Sacré Ferdinand Coly ! Au moment où on essayait de le joindre, entre la France et l’Italie où il navigue souvent, pour qu’il donne son avis, l’ancien capitaine des Lions était «caché» ici à Dakar. C’est donc avec surprise qu’il nous a répondu au bout du fil sur un ton taquin : «Vous me cherchez alors que je suis à côté de vous.» Après nous avoir chambré, l’entretien pouvait débuter. Avec comme point focal : l’élimination du Sénégal de la Can-Mondial 2010, et ses conséquences.

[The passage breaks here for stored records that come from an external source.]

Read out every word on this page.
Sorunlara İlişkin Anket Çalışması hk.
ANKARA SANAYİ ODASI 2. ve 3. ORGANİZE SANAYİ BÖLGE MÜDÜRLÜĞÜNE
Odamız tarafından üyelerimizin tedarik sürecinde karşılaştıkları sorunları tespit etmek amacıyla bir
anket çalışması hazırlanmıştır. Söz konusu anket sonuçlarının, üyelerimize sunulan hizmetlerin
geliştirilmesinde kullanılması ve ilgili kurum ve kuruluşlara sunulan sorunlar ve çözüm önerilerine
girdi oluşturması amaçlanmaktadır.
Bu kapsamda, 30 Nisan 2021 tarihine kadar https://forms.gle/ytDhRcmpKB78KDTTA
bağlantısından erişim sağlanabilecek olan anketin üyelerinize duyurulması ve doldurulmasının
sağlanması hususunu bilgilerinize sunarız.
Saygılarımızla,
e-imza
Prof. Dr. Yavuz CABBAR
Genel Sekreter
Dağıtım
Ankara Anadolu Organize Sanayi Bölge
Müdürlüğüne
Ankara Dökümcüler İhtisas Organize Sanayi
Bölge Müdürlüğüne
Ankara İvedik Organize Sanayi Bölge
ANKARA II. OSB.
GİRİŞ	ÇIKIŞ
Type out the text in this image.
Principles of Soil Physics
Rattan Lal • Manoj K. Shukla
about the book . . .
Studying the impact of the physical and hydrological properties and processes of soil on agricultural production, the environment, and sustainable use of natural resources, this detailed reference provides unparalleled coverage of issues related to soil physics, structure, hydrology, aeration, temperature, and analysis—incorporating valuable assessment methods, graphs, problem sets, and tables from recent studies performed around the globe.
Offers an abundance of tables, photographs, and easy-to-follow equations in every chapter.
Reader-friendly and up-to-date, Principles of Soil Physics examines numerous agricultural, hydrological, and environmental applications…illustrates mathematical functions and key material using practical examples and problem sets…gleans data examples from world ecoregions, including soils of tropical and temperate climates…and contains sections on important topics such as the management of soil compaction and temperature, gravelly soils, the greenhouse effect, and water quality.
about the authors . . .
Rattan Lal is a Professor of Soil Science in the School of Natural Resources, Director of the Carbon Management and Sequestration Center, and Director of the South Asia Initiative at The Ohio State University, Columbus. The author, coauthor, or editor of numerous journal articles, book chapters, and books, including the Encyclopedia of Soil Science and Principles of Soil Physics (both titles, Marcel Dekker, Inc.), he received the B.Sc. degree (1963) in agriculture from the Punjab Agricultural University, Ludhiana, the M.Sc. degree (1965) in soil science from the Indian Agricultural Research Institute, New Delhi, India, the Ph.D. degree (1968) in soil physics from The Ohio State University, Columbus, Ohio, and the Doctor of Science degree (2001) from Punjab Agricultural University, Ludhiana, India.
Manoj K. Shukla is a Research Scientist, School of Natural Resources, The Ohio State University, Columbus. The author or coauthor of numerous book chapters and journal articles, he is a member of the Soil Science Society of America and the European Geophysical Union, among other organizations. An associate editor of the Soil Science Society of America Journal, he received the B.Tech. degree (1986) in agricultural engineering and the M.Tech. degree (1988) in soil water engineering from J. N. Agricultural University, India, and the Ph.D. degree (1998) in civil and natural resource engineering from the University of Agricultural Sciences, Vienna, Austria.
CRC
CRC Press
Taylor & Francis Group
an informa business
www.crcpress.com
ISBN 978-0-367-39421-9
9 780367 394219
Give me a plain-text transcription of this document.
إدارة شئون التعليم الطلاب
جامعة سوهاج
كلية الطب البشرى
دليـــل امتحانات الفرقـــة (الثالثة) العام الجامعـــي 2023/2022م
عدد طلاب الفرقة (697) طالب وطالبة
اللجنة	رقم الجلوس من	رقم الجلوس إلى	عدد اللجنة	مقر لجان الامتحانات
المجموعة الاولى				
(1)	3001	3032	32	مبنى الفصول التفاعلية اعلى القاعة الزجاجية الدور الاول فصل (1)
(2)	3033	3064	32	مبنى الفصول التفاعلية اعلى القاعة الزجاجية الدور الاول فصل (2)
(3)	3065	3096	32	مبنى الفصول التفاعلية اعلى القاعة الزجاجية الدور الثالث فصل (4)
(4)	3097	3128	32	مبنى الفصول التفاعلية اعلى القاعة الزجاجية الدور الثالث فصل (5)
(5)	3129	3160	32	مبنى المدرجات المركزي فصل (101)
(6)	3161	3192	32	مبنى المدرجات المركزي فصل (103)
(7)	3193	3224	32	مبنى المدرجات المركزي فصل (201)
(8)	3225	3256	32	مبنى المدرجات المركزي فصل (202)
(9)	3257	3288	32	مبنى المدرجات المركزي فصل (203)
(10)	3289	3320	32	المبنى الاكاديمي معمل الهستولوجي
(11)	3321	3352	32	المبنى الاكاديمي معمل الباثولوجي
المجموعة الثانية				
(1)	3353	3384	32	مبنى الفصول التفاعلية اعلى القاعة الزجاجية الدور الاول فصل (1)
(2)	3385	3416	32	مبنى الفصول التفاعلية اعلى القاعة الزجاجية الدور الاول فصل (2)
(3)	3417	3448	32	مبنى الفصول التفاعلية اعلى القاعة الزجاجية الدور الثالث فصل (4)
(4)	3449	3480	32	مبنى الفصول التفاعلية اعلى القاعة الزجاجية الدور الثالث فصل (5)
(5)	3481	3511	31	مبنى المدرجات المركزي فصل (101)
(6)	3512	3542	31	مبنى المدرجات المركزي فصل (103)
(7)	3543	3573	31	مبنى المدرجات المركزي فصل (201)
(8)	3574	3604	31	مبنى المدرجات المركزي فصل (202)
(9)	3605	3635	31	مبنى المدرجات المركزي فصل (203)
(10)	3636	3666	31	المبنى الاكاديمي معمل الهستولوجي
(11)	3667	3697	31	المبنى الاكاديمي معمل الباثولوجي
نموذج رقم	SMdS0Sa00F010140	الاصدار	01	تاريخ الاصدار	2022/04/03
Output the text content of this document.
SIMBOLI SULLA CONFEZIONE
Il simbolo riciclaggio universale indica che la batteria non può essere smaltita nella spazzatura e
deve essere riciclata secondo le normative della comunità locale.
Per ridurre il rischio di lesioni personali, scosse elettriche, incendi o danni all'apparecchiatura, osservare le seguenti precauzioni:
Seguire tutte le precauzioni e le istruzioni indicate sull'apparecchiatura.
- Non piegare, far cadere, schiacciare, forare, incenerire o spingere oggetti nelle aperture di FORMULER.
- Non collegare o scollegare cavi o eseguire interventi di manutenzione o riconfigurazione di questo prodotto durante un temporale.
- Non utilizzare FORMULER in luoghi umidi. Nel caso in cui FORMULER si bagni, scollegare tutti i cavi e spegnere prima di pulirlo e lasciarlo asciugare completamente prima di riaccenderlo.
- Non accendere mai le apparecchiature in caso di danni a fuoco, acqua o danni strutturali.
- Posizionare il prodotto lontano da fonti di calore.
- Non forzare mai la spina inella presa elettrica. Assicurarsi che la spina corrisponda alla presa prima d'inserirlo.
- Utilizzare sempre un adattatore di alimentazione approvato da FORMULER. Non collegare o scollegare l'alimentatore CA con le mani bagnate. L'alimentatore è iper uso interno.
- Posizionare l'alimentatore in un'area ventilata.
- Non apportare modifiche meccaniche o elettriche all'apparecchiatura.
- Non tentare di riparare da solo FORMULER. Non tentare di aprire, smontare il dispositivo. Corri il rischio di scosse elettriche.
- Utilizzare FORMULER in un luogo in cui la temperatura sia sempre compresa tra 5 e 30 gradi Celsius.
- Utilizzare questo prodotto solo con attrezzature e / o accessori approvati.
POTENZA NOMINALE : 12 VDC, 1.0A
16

Visez la franchise du discours.

Comment avez-vous accueilli l’élimination des Lions de la Can et au Mondial 2010 ?
C’est une très grosse déception. On est tous déçu et triste. Le Sénégal qui ne jouera pas de Coupe d’Afrique et qui n’ira pas non plus à la Coupe du monde, c’est une déception et une surprise aussi.
Vous avez suivi le match Sénégal-Gambie (1-1) ?
Non ! Je ne l’ai pas suivi. Mais, l’écho que j’ai eu, c’est qu’on avait en face un adversaire gambien qui était vraiment en jambes et techniquement au-dessus du Sénégal. Il n’y a pas de secret. Peut-être qu’on a beaucoup couru à vide sur ce match, et à la fin, cela a été terrible pour les grands gabarits sénégalais face aux vifs et techniques Gambiens.
On a l’impression que c’est toujours le même scénario, avec des buts encaissés, à cha
que fois, en fin de partie, par les Lions.  
C’est vrai qu’il y a eu beaucoup de buts encaissés par l’équipe dans le dernier quart d’heure. Cela peut aussi être considéré comme la peur de ne pas perdre. Alors qu’en général, le Sénégal dominait ses adversaires. Par un manque de concentration, de rigueur ou de détermination, on se fait souvent remonter par des équipes qui sont beaucoup moins fortes que nous. C’est pour cela que dans le football, il ne faut rien sous-estimer. Tant que l’arbitre n’a pas sifflé la fin du match, rien n’est acquis. Malheureusement, on l’a payé dans de nombreuses reprises.
Y a-t-il d’autres raisons qui expliquent cette baisse de régime en fin de match ?
Quand vous arrivez à la fin d’un match, il y a la fatigue qui devient plus présente. Il y a aussi une question de concentration, de rigueur. Quand on a la qualification en poche et qu’on joue à domicile, c’est un peu difficile à expliquer. On doit tout faire pour maintenir ce résultat. Se faire rejoindre comme ça, c’est extrêmement dur à avaler. Quand on a une qualification, à quelques cinq, six minutes de la fin d’un match, on ne peut pas se permettre de rater cela. C’est une grosse déception. On a connu cela contre le Togo à Dakar (2-2). Et là, on a encore payé cash ces erreurs. 
Pensez-vous que l’équipe ait manqué d’un aboyeur, surtout au cours de ce match ?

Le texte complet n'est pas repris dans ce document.